(dir. Jaume Collet-Serra)
Columbia Pictures |
*First time viewing
A woman is stranded a short distance offshore by a shark.
Animal horror isn’t really my thing, but sometimes they
surprise me (Backcountry, for example). Since I’d heard great things about The Shallows
I figured I’d give it a shot, if for no reason other than to continue to use
these yearly 31 Days of Horror posts to celebrate the diversity of the genre.
So let’s dive in.
The Shallows is a beautiful looking film. Flavio Labiano’s
cinematography is lush, colorful, and exotic. There’s a wonderful sense of
surrounding, and the film never becomes disorienting, or visually murky even
during the underwater scenes. The clarity of images is truly noteworthy, and
the film looks great on Blu-Ray. On the performance side of things, this truly
is a one woman show and Blake Lively turns in a solid performance as Nancy, a
former med student looking for purpose and coping with the death of her mother.
The film claws for the viewer’s sympathy but I never found myself caring about
Nancy, her past, or her future. This is no fault of Lively’s, but a fault of
the film as a whole. Despite looking beautiful, The Shallows is mostly tedious to sit through, and the cinematography
and Lively’s performance can only carry the film so far. But the shark saves
it, right? Well…
The Shallows is exactly the film the trailers promised: a
simple story of surfer girl vs shark that doesn’t add anything to the aquatic
horror subgenre. I’d expected something more after the rave reviews, and that’s
my fault, but at the same time The Shallows doesn’t even fulfill the basics of
survival and shark horror stories in my book. We’ve seen so many survival
movies that I expect new cinematic experiences to be harrowing in their realism.
The Shallows isn’t; the danger Nancy faces rarely feels real and her battle
against the shark loses authenticity with every minute.
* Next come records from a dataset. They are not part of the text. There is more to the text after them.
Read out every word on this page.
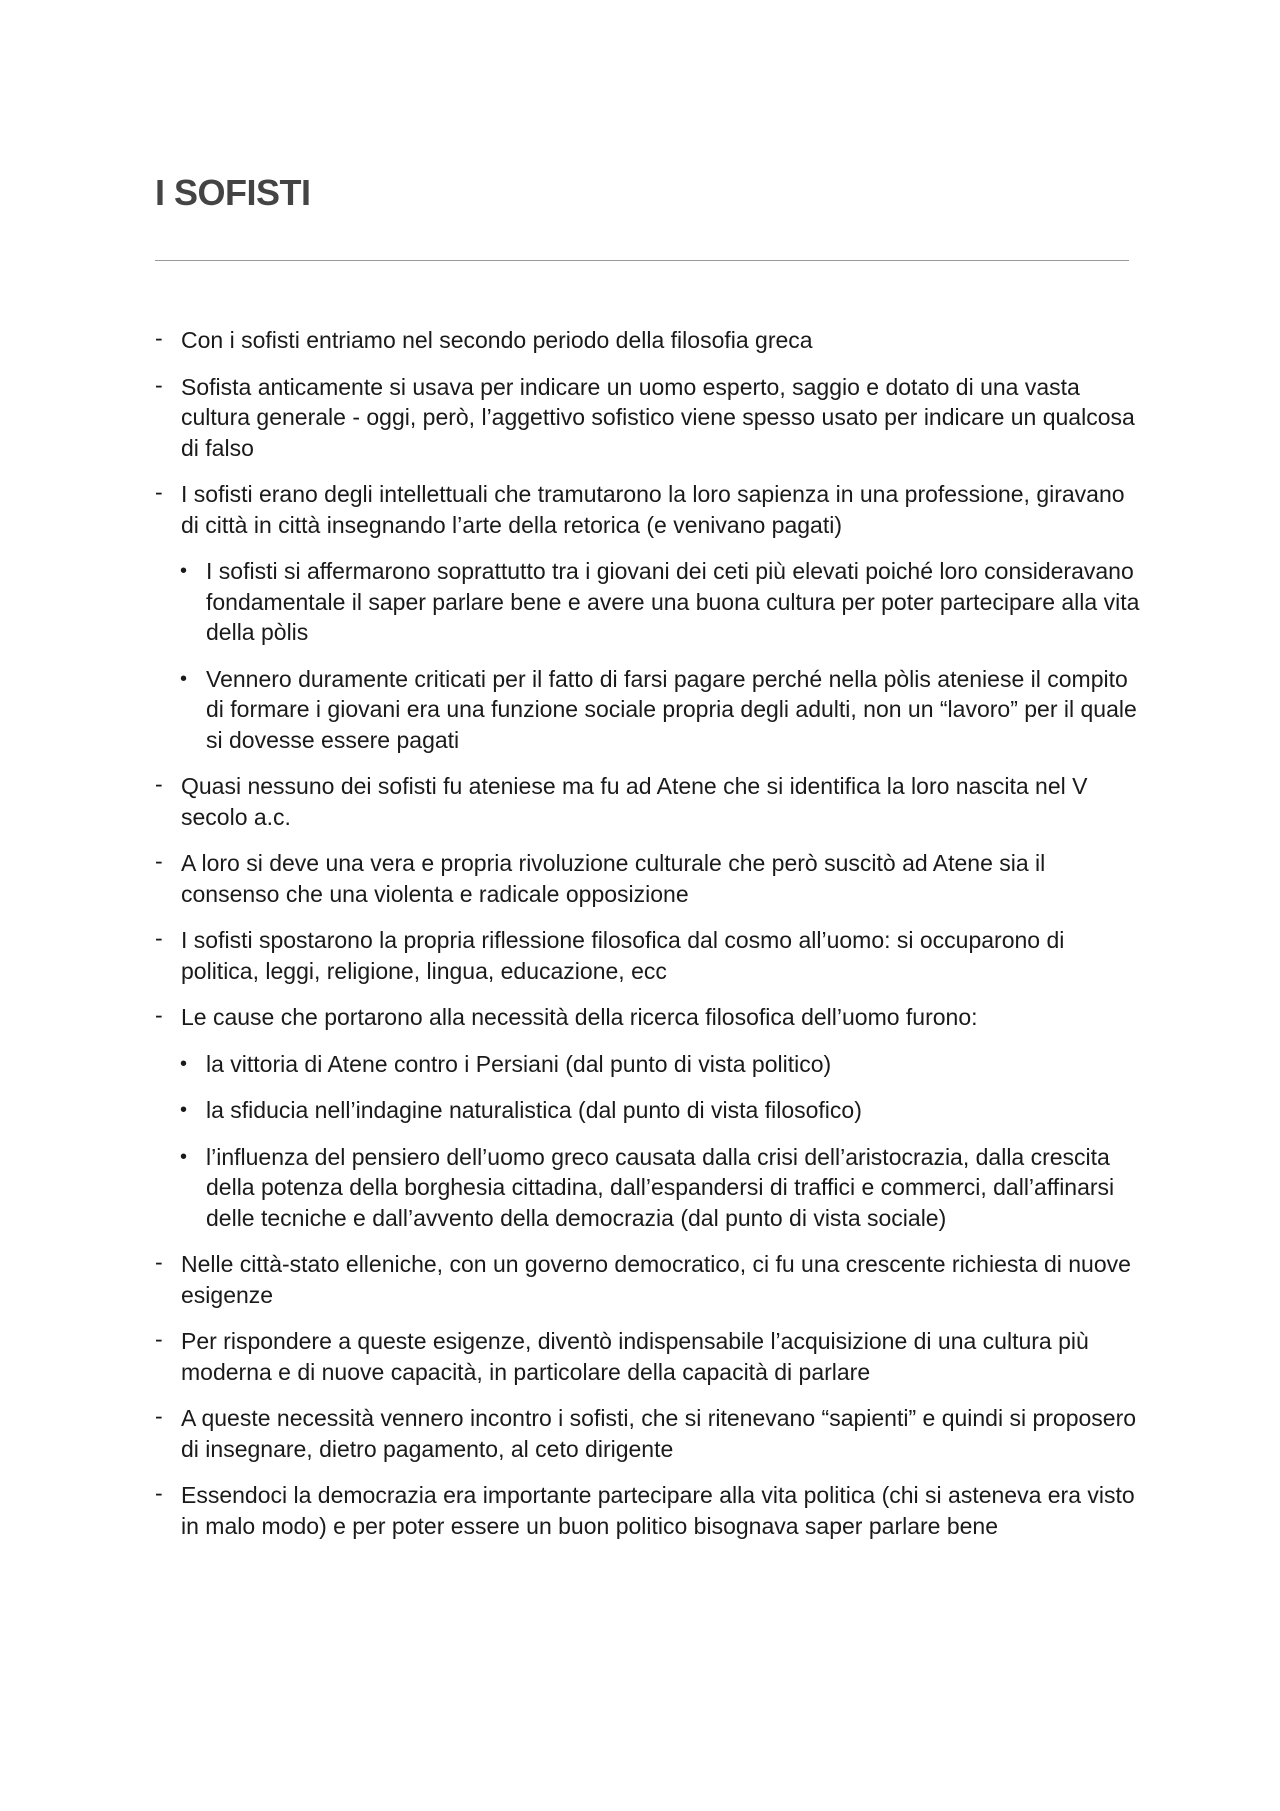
I SOFISTI
- Con i sofisti entriamo nel secondo periodo della filosofia greca
- Sofista anticamente si usava per indicare un uomo esperto, saggio e dotato di una vasta cultura generale - oggi, però, l’aggettivo sofistico viene spesso usato per indicare un qualcosa di falso
- I sofisti erano degli intellettuali che tramutarono la loro sapienza in una professione, giravano di città in città insegnando l’arte della retorica (e venivano pagati)
• I sofisti si affermarono soprattutto tra i giovani dei ceti più elevati poiché loro consideravano fondamentale il saper parlare bene e avere una buona cultura per poter partecipare alla vita della pòlis
• Vennero duramente criticati per il fatto di farsi pagare perché nella pòlis ateniese il compito di formare i giovani era una funzione sociale propria degli adulti, non un “lavoro” per il quale si dovesse essere pagati
- Quasi nessuno dei sofisti fu ateniese ma fu ad Atene che si identifica la loro nascita nel V secolo a.c.
- A loro si deve una vera e propria rivoluzione culturale che però suscitò ad Atene sia il consenso che una violenta e radicale opposizione
- I sofisti spostarono la propria riflessione filosofica dal cosmo all’uomo: si occuparono di politica, leggi, religione, lingua, educazione, ecc
- Le cause che portarono alla necessità della ricerca filosofica dell’uomo furono:
• la vittoria di Atene contro i Persiani (dal punto di vista politico)
• la sfiducia nell’indagine naturalistica (dal punto di vista filosofico)
• l’influenza del pensiero dell’uomo greco causata dalla crisi dell’aristocrazia, dalla crescita della potenza della borghesia cittadina, dall’espandersi di traffici e commerci, dall’affinarsi delle tecniche e dall’avvento della democrazia (dal punto di vista sociale)
- Nelle città-stato elleniche, con un governo democratico, ci fu una crescente richiesta di nuove esigenze
- Per rispondere a queste esigenze, diventò indispensabile l’acquisizione di una cultura più moderna e di nuove capacità, in particolare della capacità di parlare
- A queste necessità vennero incontro i sofisti, che si ritenevano “sapienti” e quindi si proposero di insegnare, dietro pagamento, al ceto dirigente
- Essendoci la democrazia era importante partecipare alla vita politica (chi si asteneva era visto in malo modo) e per poter essere un buon politico bisognava saper parlare bene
It doesn’t help that
the CGI shark doesn’t look great. There’s a lack of weight to it, that makes it
impossible to feel any sense of threat. But a fake looking shark isn’t the big
issue. The big issue is that when the shark is off-screen, it’s presence isn’t felt.
What Jaws managed to do so well is make audiences afraid of something they
rarely saw, something with a presence that could be felt in every ocean set
scene. For a film that takes place almost entirely in the ocean, there’s rarely
any sense of tension and at times I found myself forgetting the shark was even
in the waters around Nancy. Instead of existing for horror, the shark exists as
a finned plot device so that Nancy can recover from her loss and rediscover she’s
really good at med school. By the end, The Shallows becomes far too sappy a
film, backed by too little moments of hardship and introspection to really feel
genuine.
Scare Factor: 0/5
I’m on minority on this one and some of you, either into animal horror or
simply curious about the film, may really enjoy it. For me, The Shallows is
just nice scenery I’ll never visit again.